I've been making a lot of pasta dishes lately because I've been watching Rachael Ray's 30 Minute Meals pretty frequently and she works with pasta often. This dish was inspired by her Chinese Spaghetti and Meatballs recipe. I decided to leave out the meatballs and used sliced chicken instead that I seasoned with garlic powder, ground ginger, salt and pepper and sauteed before I cooked the veggies. You can definitely serve this over brown rice and leave out the noodles, if you're tired of pasta. But, the whole wheat noodles taste great!


1 pound whole-wheat spaghetti
2 large chicken breasts, thinly sliced
1/4 tsp ginger powder
1/4 tsp garlic powder
salt and pepper
6 green onions sliced on a diagonal
1/3 cup tamari dark soy or regular soy sauce
4 tablespoons vegetable oil, divided
2 cups snow peas, thinly sliced on an angle
1 red bell pepper, very thinly sliced
2 inches ginger root, grated
4 cloves garlic, grated
1 pound triple washed spinach, leaves stripped of larger stems, coarsely chopped
1 tablespoon toasted sesame oil, available on Asian foods aisle of market
3 tablespoons toasted sesame seeds, available on Asian foods aisle of market

Place a pot of water on to boil for spaghetti. When it comes to a boil, salt the water and add pasta to cook to al dente.
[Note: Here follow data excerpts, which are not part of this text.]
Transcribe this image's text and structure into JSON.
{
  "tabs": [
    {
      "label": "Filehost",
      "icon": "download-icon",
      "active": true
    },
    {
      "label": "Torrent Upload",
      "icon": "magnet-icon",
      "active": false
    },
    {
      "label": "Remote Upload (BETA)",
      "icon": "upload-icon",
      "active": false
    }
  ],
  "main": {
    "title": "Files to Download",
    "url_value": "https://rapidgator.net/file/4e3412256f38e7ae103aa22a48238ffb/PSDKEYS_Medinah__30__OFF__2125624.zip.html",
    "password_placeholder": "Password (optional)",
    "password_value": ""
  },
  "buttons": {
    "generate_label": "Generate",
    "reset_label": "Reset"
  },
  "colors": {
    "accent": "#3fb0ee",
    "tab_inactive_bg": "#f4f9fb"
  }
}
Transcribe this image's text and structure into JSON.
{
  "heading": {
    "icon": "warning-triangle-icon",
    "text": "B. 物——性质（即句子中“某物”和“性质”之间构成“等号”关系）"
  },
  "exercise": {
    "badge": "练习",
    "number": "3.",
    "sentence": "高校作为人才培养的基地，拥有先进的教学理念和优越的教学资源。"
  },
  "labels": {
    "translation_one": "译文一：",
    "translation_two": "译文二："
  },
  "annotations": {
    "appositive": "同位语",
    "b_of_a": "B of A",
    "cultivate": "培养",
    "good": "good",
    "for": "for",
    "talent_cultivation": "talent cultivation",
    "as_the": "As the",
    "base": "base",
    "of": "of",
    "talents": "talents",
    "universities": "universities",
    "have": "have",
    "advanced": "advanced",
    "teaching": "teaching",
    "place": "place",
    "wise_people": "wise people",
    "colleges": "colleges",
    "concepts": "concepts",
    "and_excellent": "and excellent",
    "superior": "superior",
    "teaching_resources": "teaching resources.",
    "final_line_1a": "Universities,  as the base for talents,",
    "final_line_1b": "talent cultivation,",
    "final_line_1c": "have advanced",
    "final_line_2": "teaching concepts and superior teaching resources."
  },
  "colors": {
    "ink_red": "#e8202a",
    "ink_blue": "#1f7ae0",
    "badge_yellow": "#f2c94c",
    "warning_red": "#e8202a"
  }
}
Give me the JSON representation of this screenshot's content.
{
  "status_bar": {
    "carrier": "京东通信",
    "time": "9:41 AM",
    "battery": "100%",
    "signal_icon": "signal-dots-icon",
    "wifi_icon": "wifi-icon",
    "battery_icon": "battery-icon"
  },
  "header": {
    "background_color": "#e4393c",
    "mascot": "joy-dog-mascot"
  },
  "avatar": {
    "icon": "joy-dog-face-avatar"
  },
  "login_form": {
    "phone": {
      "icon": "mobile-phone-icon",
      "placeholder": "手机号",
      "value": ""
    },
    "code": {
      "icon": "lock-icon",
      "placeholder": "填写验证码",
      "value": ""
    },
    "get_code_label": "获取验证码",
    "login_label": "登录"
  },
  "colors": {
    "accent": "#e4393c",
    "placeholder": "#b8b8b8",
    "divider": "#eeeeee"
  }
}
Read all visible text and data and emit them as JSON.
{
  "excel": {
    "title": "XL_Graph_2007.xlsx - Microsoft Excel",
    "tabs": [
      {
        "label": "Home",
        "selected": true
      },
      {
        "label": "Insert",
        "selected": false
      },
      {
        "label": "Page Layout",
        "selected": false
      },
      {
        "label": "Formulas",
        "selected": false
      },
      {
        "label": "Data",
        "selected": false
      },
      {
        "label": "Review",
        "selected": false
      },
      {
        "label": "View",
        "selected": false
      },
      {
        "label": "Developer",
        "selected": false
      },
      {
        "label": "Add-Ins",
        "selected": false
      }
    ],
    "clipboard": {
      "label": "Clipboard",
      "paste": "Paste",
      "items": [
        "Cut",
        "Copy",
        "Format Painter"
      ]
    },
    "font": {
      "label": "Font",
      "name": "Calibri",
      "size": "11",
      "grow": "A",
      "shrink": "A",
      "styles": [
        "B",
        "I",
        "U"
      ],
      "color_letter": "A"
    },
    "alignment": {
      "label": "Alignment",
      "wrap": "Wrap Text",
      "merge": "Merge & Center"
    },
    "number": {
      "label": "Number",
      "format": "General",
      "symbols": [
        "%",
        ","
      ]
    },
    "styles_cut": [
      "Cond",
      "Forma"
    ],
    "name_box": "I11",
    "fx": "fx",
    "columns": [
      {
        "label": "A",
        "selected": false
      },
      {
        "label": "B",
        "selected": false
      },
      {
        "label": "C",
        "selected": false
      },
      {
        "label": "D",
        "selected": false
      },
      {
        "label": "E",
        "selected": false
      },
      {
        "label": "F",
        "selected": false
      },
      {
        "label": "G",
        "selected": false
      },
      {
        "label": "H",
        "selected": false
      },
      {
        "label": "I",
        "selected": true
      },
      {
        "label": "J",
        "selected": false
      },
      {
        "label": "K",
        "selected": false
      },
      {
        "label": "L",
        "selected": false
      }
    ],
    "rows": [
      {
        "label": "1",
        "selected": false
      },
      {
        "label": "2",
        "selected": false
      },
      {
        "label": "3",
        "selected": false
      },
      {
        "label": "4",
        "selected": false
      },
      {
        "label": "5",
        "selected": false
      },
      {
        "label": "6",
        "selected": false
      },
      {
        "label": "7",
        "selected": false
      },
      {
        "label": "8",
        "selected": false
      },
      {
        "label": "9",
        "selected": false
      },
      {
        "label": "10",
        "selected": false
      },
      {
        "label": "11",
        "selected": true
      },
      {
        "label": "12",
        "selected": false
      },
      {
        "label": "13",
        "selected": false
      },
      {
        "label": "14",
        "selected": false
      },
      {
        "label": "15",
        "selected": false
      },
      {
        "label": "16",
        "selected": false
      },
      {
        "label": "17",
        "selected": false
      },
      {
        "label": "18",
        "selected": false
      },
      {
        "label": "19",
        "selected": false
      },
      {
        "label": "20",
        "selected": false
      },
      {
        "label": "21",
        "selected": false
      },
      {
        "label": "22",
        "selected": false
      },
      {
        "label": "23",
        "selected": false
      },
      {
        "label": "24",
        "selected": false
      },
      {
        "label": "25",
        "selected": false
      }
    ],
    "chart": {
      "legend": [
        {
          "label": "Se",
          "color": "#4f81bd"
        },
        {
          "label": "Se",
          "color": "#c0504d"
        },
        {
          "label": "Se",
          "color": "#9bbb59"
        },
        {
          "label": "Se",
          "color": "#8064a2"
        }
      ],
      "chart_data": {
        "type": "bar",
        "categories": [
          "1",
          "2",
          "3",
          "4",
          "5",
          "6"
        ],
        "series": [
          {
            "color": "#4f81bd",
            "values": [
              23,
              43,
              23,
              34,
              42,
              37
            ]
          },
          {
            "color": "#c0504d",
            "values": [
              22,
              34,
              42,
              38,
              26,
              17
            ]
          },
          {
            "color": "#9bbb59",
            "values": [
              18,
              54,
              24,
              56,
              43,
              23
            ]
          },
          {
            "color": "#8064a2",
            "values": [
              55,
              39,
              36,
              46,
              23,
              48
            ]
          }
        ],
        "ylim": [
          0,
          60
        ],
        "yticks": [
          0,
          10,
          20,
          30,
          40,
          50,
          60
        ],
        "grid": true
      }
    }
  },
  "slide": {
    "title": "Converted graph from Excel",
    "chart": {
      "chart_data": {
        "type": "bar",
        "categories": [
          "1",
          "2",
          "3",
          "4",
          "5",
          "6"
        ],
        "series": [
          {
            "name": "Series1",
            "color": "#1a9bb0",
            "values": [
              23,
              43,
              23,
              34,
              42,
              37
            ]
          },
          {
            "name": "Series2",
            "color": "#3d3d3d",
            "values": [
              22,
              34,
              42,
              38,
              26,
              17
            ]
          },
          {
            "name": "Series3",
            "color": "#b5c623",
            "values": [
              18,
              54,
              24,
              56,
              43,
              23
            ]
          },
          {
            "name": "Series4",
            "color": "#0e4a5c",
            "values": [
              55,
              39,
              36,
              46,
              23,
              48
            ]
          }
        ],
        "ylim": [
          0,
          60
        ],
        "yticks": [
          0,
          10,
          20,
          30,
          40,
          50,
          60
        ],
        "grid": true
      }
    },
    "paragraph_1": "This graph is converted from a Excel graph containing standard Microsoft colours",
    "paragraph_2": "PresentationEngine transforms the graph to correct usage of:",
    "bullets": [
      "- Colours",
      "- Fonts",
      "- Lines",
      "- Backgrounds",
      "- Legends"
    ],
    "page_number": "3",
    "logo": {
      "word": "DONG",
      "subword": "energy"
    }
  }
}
Heat 2 tbsp vegetable oil in a large skillet. Season the chicken breast with the garlic and ginger powders and the salt and pepper. Add to the oil and sautee over high heat until cooked through and nicely browned. Remove from pan. Pour in the remaining 2 tbsp oil. Add the snow peas, red pepper, remaining cut scallions, ginger and garlic, stir-fry 2 minutes add spinach and chicken and stir until spinach wilts. Add the soy sauce, about 1/3 cup, and the sesame oil. Sprinkle sesame seeds on top.